Am Dienstag brüten die
Zürcher Schülerinnen und Schüler bei der Aufnahmeprüfung zum Gymnasium über
geometrischen Figuren, verschiedenen Wortarten und kniffligen Fragen zum
Textverständnis. Dem Examen geht ein langer und aufwendiger Prozess voraus.
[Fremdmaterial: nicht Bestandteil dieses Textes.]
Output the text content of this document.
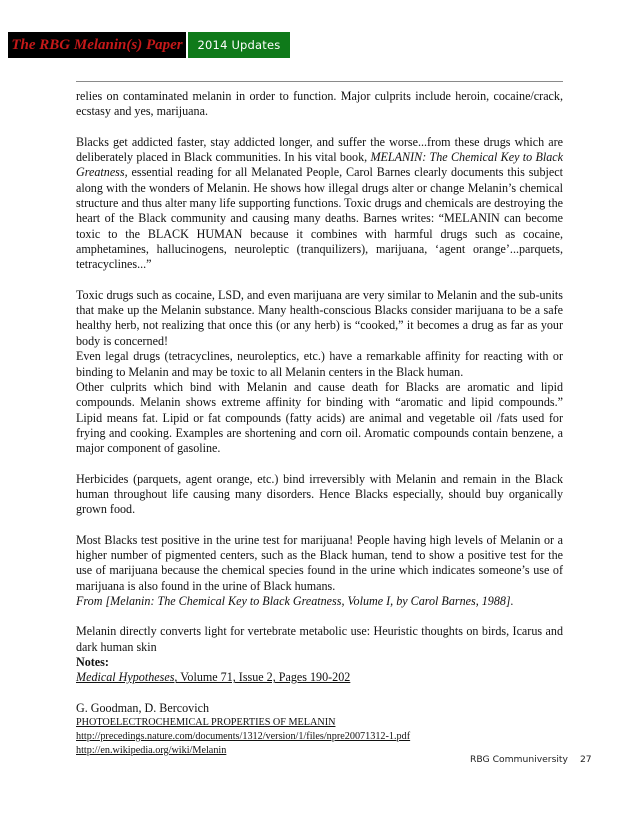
The RBG Melanin(s) Paper	2014 Updates

relies on contaminated melanin in order to function. Major culprits include heroin, cocaine/crack, ecstasy and yes, marijuana.

Blacks get addicted faster, stay addicted longer, and suffer the worse...from these drugs which are deliberately placed in Black communities. In his vital book, MELANIN: The Chemical Key to Black Greatness, essential reading for all Melanated People, Carol Barnes clearly documents this subject along with the wonders of Melanin. He shows how illegal drugs alter or change Melanin’s chemical structure and thus alter many life supporting functions. Toxic drugs and chemicals are destroying the heart of the Black community and causing many deaths. Barnes writes: “MELANIN can become toxic to the BLACK HUMAN because it combines with harmful drugs such as cocaine, amphetamines, hallucinogens, neuroleptic (tranquilizers), marijuana, ‘agent orange’...parquets, tetracyclines...”

Toxic drugs such as cocaine, LSD, and even marijuana are very similar to Melanin and the sub-units that make up the Melanin substance. Many health-conscious Blacks consider marijuana to be a safe healthy herb, not realizing that once this (or any herb) is “cooked,” it becomes a drug as far as your body is concerned!

Even legal drugs (tetracyclines, neuroleptics, etc.) have a remarkable affinity for reacting with or binding to Melanin and may be toxic to all Melanin centers in the Black human.

Other culprits which bind with Melanin and cause death for Blacks are aromatic and lipid compounds. Melanin shows extreme affinity for binding with “aromatic and lipid compounds.” Lipid means fat. Lipid or fat compounds (fatty acids) are animal and vegetable oil /fats used for frying and cooking. Examples are shortening and corn oil. Aromatic compounds contain benzene, a major component of gasoline.

Herbicides (parquets, agent orange, etc.) bind irreversibly with Melanin and remain in the Black human throughout life causing many disorders. Hence Blacks especially, should buy organically grown food.

Most Blacks test positive in the urine test for marijuana! People having high levels of Melanin or a higher number of pigmented centers, such as the Black human, tend to show a positive test for the use of marijuana because the chemical species found in the urine which indicates someone’s use of marijuana is also found in the urine of Black humans.

From [Melanin: The Chemical Key to Black Greatness, Volume I, by Carol Barnes, 1988].

Melanin directly converts light for vertebrate metabolic use: Heuristic thoughts on birds, Icarus and dark human skin

Notes:

Medical Hypotheses, Volume 71, Issue 2, Pages 190-202

G. Goodman, D. Bercovich

PHOTOELECTROCHEMICAL PROPERTIES OF MELANIN

http://precedings.nature.com/documents/1312/version/1/files/npre20071312-1.pdf

http://en.wikipedia.org/wiki/Melanin

RBG Communiversity 27
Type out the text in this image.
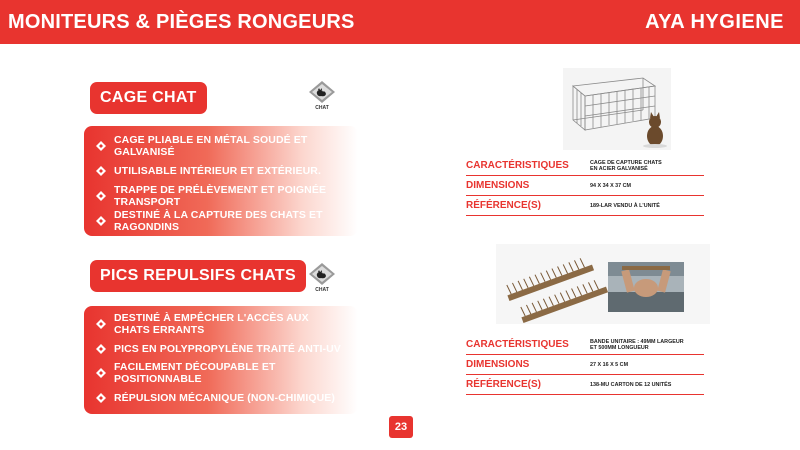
MONITEURS & PIÈGES RONGEURS	AYA HYGIENE
CAGE CHAT
CHAT
CAGE PLIABLE EN MÉTAL SOUDÉ ET GALVANISÉ
UTILISABLE INTÉRIEUR ET EXTÉRIEUR.
TRAPPE DE PRÉLÈVEMENT ET POIGNÉE TRANSPORT
DESTINÉ À LA CAPTURE DES CHATS ET RAGONDINS
PICS REPULSIFS CHATS
CHAT
DESTINÉ À EMPÊCHER L'ACCÈS AUX CHATS ERRANTS
PICS EN POLYPROPYLÈNE TRAITÉ ANTI-UV
FACILEMENT DÉCOUPABLE ET POSITIONNABLE
RÉPULSION MÉCANIQUE (NON-CHIMIQUE)
CARACTÉRISTIQUES	CAGE DE CAPTURE CHATS
EN ACIER GALVANISÉ
DIMENSIONS	94 X 34 X 37 CM
RÉFÉRENCE(S)	189-LAR VENDU À L'UNITÉ
CARACTÉRISTIQUES	BANDE UNITAIRE : 49MM LARGEUR
ET 500MM LONGUEUR
DIMENSIONS	27 X 16 X 5 CM
RÉFÉRENCE(S)	138-MU CARTON DE 12 UNITÉS
23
Während Monaten feilen Lehrerinnen und Lehrer an den Aufgaben und
Musterlösungen.
Nach dem Prüfungstermin
fängt ihre Arbeit aber erst richtig an. Bis die Schüler am 22. März
erfahren, ob sie bestanden haben oder nicht, müssen Tausende Prüfungen
korrigiert werden.
Ein 25 Meter hoher Stapel Aufgabenblätter und Sicherheit wie beim Geldtransport: Das steckt hinter der Gymiprüfung, NZZ, 12.3. von Nils Pfändler
Schritt 1: Die Fragen
«Nerven wie Drahtseile.
Erzähle eine glaubwürdige Geschichte, in der jemand starke Nerven bewies»,
hiess der Auftrag letztes Jahr im Prüfungsfach Deutsch. In der Mathematik gab
es folgende Aufgabe zu lösen: «Marlon und Josua sind Balljungen an den Swiss
Indoors in Basel und sammeln Tennisbälle ein. Marlon hat 48 Prozent aller Bälle
eingesammelt, Josua den Rest. Zu Hause rechnet Marlon nach und stellt fest,
dass er 7 Bälle weniger eingesammelt hat als Josua. Wie viele Tennisbälle haben
sie zusammen eingesammelt?»
Solche Prüfungsfragen
stammen aus der Feder der jeweiligen Fachkommission. Diese vier- bis
achtköpfigen Gremien setzen sich zusammen aus Schulleiterinnen und
verschiedenen Lehrern aus dem Gymnasium und der Volksschule. Einige
Kommissionen beginnen schon im Sommer mit der Ausarbeitung der Fragen.
Damit die Fragen nicht zu
einfach oder zu schwierig sind, überprüft sie zusätzlich eine
Begutachtungskommission. Sie kontrolliert auch die Korrekturhinweise, mit deren
Hilfe die Kantonsschullehrer später die Anzahl Punkte verteilen und die Noten
setzen.
Schritt 2: Die Sicherheit
Gerade weil so viele
Personen an der Entstehung der Prüfungen beteiligt sind, muss gewährleistet
bleiben, dass keine Prüfungsfragen durchsickern. Es sei Vorsicht geboten, sagt
Niklaus Schatzmann, Leiter des Mittelschul- und Berufsbildungsamts. «Die
Sicherheit wird sehr gross geschrieben.»
Die Vorkehrungen gleichen
denen bei einem Geldtransport: Die Prüfungsblätter werden laut Schatzmann in
einer Zürcher Druckerei mit speziellen Sicherheitsstandards gedruckt. Alle
Daten werden nur auf zwei Arten transportiert: entweder durch eine Übergabe von
Hand zu Hand oder über mehrfach passwortgesicherte Datenkanäle des Kantons. An
die Kantonsschulen gelangen sie nicht per Post, sondern werden von einem
sicheren Kurierdienst persönlich überbracht. In den Schulen selbst sind sie
stets sicher verschlossen.
Schritt 3: Die Korrektur
Die schiere Menge an
Prüfungen ist die grösste Herausforderung für die Korrektur. Im letzten Jahr
wurden den Schülern insgesamt mehr als 270 000 Aufgabenblätter verteilt.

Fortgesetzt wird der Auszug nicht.